Ryan Thomson

Personal information
- Date of birth: 16 September 1982 (age 42)
- Place of birth: Greenock, Scotland
- Position(s): Midfielder

Youth career
- Greenock Morton
- Celtic

Senior career*
- Years: Team / Apps / (Gls)
- 2000: London City / 7 / (2)
- 2003–2004: HNK Hajduk Split / 0 / (0)
- 2005: Rot-Weiss Essen / 1 / (0)
- 2005: Minnesota Thunder / 0 / (0)
- 2006: Tennis Borussia Berlin / 17 / (1)
- 2007–?: Connecticut Huskies

= Ryan Thomson (footballer, born 1982) =

Scottish footballer

Ryan Thomson (born 16 September 1982 in Greenock) is a former professional Scottish footballer.

Thomson began his career in 2000 in the Canadian Professional Soccer League with London City. Midway through the season he received a tryout and secured a contract with Greenock Morton F.C. in the Scottish First Division.

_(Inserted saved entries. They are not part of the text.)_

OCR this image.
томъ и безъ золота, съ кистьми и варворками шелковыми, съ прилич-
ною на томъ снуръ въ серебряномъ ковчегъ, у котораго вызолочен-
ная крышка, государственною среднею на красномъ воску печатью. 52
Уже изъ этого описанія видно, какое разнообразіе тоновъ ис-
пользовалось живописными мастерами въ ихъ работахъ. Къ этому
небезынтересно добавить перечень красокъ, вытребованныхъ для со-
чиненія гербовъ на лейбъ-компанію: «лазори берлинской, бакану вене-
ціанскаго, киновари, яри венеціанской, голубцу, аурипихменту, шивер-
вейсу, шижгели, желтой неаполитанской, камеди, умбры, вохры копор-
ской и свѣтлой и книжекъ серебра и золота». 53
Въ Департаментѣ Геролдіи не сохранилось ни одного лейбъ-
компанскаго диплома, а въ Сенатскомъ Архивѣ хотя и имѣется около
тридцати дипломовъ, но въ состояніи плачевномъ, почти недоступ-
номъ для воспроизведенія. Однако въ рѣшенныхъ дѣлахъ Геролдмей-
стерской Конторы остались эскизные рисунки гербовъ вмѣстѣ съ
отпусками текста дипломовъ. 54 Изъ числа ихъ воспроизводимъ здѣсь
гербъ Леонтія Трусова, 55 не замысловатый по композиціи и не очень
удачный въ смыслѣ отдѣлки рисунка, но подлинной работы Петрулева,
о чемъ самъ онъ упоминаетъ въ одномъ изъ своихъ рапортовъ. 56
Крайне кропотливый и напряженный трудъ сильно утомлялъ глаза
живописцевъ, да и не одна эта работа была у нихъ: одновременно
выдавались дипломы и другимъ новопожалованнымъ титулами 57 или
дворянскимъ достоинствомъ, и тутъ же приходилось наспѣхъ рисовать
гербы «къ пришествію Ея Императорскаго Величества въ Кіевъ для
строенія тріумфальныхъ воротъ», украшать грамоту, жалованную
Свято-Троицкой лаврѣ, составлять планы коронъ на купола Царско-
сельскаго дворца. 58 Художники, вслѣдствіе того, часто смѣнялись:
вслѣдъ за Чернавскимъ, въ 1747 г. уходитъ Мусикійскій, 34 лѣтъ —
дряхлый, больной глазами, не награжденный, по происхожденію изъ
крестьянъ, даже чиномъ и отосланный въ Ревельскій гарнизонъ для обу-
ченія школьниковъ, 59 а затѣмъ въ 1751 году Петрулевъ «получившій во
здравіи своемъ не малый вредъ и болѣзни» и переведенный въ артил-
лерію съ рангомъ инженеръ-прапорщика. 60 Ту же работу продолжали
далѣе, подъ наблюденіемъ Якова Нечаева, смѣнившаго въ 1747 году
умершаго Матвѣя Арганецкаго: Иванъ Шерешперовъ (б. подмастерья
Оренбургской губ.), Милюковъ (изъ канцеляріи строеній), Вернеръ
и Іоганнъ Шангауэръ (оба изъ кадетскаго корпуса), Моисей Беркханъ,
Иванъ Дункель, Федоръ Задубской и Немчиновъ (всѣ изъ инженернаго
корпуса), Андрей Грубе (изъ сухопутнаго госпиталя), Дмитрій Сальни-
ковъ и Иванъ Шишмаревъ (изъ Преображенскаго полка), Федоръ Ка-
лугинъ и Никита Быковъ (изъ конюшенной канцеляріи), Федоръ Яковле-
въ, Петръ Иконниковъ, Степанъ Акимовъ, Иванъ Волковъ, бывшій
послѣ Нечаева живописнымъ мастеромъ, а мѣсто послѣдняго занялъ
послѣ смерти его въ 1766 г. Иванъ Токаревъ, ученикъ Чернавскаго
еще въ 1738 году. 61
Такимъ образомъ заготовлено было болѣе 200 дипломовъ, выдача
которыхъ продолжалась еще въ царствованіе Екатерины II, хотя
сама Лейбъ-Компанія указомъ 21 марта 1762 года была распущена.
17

While at HNK Hajduk Split, Thomson failed to make an appearance in the Prva HNL, the top tier of Croatian football, but did however play several matches in the Croatian Cup and in European matches.

Thomson made one appearance for Rot-Weiss Essen in the 2. Bundesliga during the 2004–05 season, as a substitute for Daniel Teixeira in a 0–0 draw with Rot-Weiß Erfurt.